6.4. Supporting Anonymity Authentication

For the proposed design, both the random values (α_j; β_j) and the secure number p_j may offer solution issues like intractability and anonymity, nonetheless, the idea that the secure number p is integrated into the SB while being in offline status. For this study, this concept is considered during the ID shadow’s encryption and decryption. The ID shadow is used in hiding the one-time random value (α_j; β_j), whereby a secret parameter p_j is considered for encrypting it. Authentication is achieved as a courtesy of this random value; therefore, the scheme in the present study promotes anonymous authentication. Nonetheless, while executing the process of anonymous authentication in the present study, the parameters in the authentication message are not allowed to be sent at one time. For the purposes of acquiring PAE (Privacy Against Eavesdroppers), it is imperative to employ an effective approach such as the proposed scheme.

7. Conclusions

The SG is likely to be the most reasonable key for forthcoming energy problems. With proper security, the SG can play a vital role in solving these energy management issues. The security and privacy of communication between the SB and the CC are important to prevent partial system outages that may lead to large-scale blackouts, damage of the electrical equipment or serious consequences in the power grid. Pursuing higher security by sacrificing communication and computation costs is unfair to the utility. The main contributions of this paper are highlighted as follows: Firstly, the authentication between the CC and the SBs in SG is introduced in this paper, which is presently missing in the literature of this field. Second, in the field of performance, a lightweight authentication scheme for SG communication using the crypto hash function with masked identity, as well as symmetric cryptography for various exchanges, is proposed. Third, upon its comparison with other schemes, the proposed scheme is the best regarding the computation and communication costs.

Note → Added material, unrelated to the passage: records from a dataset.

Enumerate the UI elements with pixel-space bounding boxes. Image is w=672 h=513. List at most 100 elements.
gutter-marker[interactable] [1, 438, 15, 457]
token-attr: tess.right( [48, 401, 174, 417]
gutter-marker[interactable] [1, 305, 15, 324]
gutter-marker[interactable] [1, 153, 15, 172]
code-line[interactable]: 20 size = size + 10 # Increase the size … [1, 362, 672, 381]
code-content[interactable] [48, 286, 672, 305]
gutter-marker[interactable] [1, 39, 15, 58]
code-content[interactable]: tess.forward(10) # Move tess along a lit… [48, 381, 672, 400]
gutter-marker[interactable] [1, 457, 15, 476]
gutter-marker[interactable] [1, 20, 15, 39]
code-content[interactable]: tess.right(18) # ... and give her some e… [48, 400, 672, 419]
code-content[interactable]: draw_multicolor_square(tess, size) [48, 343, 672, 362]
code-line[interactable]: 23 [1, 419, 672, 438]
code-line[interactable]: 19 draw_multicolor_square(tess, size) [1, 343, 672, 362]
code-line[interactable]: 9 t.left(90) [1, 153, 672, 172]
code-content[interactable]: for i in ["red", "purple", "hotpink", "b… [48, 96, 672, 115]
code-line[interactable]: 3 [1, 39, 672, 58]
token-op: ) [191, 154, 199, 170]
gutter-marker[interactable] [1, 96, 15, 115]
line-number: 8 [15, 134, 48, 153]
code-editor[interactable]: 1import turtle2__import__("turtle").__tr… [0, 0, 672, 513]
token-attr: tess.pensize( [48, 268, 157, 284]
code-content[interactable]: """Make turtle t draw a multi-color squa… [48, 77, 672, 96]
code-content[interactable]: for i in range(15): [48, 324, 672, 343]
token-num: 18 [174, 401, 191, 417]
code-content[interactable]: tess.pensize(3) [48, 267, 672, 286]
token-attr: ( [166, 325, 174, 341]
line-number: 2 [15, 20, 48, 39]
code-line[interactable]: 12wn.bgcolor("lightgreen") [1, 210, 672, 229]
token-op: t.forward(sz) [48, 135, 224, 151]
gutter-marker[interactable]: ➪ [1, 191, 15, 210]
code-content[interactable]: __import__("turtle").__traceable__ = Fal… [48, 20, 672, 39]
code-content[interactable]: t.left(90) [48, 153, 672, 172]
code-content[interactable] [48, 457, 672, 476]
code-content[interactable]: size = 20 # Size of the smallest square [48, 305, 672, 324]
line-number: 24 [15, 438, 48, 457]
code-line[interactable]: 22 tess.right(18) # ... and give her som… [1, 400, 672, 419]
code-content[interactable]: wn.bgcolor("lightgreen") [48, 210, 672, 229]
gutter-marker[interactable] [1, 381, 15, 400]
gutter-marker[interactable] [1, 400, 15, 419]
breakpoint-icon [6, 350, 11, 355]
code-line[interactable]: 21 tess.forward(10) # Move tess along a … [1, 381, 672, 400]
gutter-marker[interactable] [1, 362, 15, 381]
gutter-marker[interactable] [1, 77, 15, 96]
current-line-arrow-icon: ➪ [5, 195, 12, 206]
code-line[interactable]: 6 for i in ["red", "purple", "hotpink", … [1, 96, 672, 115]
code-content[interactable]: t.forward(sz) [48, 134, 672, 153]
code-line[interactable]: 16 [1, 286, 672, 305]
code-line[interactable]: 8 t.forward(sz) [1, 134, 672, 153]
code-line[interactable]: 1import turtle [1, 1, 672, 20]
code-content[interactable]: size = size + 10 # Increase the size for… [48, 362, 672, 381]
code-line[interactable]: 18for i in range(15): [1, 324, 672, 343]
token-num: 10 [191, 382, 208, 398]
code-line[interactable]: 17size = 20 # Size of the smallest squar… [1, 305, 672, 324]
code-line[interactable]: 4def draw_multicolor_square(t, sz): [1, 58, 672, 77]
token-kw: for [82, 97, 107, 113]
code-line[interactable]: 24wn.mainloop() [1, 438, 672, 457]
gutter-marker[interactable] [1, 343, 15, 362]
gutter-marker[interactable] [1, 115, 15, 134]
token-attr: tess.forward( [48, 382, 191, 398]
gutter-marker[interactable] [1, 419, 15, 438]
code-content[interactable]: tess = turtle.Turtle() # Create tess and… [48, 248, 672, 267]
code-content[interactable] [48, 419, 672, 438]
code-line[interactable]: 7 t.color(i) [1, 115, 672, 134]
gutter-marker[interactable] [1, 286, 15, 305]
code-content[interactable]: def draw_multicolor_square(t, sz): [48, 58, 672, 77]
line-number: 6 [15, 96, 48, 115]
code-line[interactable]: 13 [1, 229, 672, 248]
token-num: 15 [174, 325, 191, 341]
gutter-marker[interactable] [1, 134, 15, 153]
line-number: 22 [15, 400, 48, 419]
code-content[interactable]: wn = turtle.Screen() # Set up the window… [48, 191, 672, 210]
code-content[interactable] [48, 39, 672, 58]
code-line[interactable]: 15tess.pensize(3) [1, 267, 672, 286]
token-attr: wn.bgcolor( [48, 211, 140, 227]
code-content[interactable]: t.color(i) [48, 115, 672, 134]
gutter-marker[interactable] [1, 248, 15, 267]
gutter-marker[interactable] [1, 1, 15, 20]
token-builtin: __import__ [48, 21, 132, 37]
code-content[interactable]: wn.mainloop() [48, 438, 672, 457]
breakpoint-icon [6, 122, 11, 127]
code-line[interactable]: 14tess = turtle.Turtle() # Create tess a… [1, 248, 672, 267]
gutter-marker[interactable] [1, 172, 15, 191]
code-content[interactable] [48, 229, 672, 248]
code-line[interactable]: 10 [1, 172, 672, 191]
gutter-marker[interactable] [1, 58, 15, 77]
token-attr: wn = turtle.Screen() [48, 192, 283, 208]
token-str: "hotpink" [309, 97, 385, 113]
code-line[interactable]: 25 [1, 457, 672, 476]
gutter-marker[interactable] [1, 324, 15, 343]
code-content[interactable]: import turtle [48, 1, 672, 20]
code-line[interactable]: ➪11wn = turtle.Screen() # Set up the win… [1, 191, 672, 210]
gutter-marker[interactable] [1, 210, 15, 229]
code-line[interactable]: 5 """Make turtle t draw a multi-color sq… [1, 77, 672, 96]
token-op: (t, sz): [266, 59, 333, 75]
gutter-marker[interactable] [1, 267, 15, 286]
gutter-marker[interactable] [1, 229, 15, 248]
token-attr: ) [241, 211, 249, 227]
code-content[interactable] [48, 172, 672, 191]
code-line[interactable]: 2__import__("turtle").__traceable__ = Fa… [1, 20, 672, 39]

For future work, the proposed scheme can be injected to the REF542plus controller using manufacturing software such as CAN Open digital fieldbus, which can be applied by the help of ABB switchgear companies. Thus, the suggested scheme can be appropriate for real-time SG applications. Therefore, the importance of this article is that the proposed scheme can provide a suitable industry-security level with low computation and communication costs.